A contribuição de que iremos fortalecer o sistema nacional de meio ambiente, o Ibama, o ICMBio, o Inpe, recompondo o orçamento desse sistema. A contribuição da política ambiental com controle e participação da sociedade brasileira. Vamos investir em desenvolvimento sustentável. Na parte da agricultura, bioeconomia, da reindustrialização de acordo com os objetivos da sustentabilidade. Já me sinto contribuindo com um novo governo.
Evidente que o maior esforço agora é de ganhar a eleição. E ganhar com uma margem ampliada para cima do Bolsonaro. Tem que ficar claro para a sociedade brasileira de que vencemos o Jair Bolsonaro duas vezes.
No primeiro e no segundo turno. Tem que ficar claro que o povo elegeu Lula e a democracia duas vezes.
Quero insistir que todos os democratas, todos os empresários que querem ver seus negócios prosperarem num ambiente de estabilidade econômica, social, institucional, todos os que combatem o racismo contra a população preta, os que valorizam políticas públicas que respeitem as mulheres, os que querem ver o meio ambiente protegido para assegurar o futuro para a nossa juventude, tem que se ligar no movimento de defesa da democracia.
Quem representa esse movimento é o ex-presidente Lula.

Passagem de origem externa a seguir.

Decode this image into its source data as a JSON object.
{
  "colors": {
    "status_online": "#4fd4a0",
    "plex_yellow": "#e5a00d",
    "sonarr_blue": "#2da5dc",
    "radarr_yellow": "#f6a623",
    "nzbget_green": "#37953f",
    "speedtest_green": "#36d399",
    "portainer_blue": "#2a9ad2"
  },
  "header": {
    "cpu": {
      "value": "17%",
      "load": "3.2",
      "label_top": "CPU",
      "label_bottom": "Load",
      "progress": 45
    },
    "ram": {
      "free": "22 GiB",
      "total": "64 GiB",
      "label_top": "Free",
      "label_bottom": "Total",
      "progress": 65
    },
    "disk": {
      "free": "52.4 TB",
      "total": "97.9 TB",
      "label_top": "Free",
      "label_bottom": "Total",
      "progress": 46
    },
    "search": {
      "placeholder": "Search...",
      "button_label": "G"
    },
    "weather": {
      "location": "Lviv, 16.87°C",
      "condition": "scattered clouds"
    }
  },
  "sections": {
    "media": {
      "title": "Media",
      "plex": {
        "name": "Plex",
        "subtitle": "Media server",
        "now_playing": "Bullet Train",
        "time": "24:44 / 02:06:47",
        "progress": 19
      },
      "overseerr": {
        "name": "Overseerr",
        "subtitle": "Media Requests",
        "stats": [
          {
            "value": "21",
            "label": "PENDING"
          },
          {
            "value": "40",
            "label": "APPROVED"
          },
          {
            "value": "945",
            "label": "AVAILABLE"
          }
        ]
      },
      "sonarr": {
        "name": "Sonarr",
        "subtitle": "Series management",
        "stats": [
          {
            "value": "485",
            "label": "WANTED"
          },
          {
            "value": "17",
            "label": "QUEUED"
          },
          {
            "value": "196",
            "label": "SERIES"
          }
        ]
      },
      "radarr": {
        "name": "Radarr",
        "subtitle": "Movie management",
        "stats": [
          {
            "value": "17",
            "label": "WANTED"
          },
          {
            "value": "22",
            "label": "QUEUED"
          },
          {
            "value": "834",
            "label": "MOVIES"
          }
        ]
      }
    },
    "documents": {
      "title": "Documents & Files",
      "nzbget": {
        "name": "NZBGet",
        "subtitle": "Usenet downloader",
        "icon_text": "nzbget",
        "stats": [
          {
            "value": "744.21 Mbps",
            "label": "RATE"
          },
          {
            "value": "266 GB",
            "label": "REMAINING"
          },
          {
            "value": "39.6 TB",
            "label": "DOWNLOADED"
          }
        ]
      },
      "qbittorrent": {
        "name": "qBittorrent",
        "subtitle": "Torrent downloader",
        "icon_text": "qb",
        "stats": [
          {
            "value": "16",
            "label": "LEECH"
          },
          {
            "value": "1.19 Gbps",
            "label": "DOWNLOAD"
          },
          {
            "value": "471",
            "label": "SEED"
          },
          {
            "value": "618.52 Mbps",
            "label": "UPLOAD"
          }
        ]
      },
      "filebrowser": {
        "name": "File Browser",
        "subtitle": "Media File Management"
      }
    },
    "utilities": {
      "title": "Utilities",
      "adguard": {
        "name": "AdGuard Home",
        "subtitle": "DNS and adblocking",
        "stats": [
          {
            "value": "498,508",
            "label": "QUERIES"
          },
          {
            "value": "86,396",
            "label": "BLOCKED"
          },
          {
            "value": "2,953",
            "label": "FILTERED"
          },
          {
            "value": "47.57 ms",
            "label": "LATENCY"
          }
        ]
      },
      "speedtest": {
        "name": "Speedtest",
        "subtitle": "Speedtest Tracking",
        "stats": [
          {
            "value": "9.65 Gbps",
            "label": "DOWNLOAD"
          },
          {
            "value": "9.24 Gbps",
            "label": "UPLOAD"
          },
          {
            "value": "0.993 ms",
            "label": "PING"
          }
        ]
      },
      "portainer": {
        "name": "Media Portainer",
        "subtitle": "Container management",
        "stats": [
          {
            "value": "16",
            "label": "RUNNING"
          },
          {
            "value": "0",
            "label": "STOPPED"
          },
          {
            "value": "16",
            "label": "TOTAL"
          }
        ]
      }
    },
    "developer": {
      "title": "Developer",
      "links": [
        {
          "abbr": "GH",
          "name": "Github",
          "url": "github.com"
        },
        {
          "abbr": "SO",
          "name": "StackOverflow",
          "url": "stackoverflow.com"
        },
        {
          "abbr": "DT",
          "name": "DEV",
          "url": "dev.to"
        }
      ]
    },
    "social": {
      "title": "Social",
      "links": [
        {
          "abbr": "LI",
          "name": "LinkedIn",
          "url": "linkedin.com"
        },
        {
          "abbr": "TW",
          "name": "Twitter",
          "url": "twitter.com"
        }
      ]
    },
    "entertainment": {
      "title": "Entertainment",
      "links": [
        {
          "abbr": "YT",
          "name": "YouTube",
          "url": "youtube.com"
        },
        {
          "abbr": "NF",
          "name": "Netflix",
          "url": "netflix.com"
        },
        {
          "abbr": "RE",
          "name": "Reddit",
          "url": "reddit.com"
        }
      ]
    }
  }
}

Que todos se mantenham mobilizados. Conversando. Virando voto. Tenho brincado que me encontro em estado permanente de campanha. Cada um poderá fazer esse decreto. Até o último momento, quando as urnas forem fechadas, nós estaremos dando a nossa maior contribuição ao futuro do Brasil.
E a forma de fazer isso é não permitindo que Bolsonaro ganhe mais quatro anos para ser indiferente com a saúde, que foi o momento que mais precisamos e foi o momento que ele foi indiferente.
Bolsonaro tem uma postura de desrespeito com as mulheres. Que a gente possa, nesse movimento, valorizar as mulheres. Inclusive com políticas públicas de creche, transporte coletivo, que assegure uma melhor condição de se trabalhar e de se estudar. Mais respeito com o futuro de nossas crianças e jovens.
É estado permanente de campanha. Elegendo Lula presidente, porque ele é quem reúne as melhores condições para a gente ter uma perspectiva de futuro. Onde todos podem se encontrar para desenvolver os seus projetos com autonomia e liberdade.
Apoiar o Lula não significa concordar 100% com ele. Significa que, na democracia preservada, nós podemos caminhar juntos e fazer coisas muito importantes juntos mesmo discordando entre nós.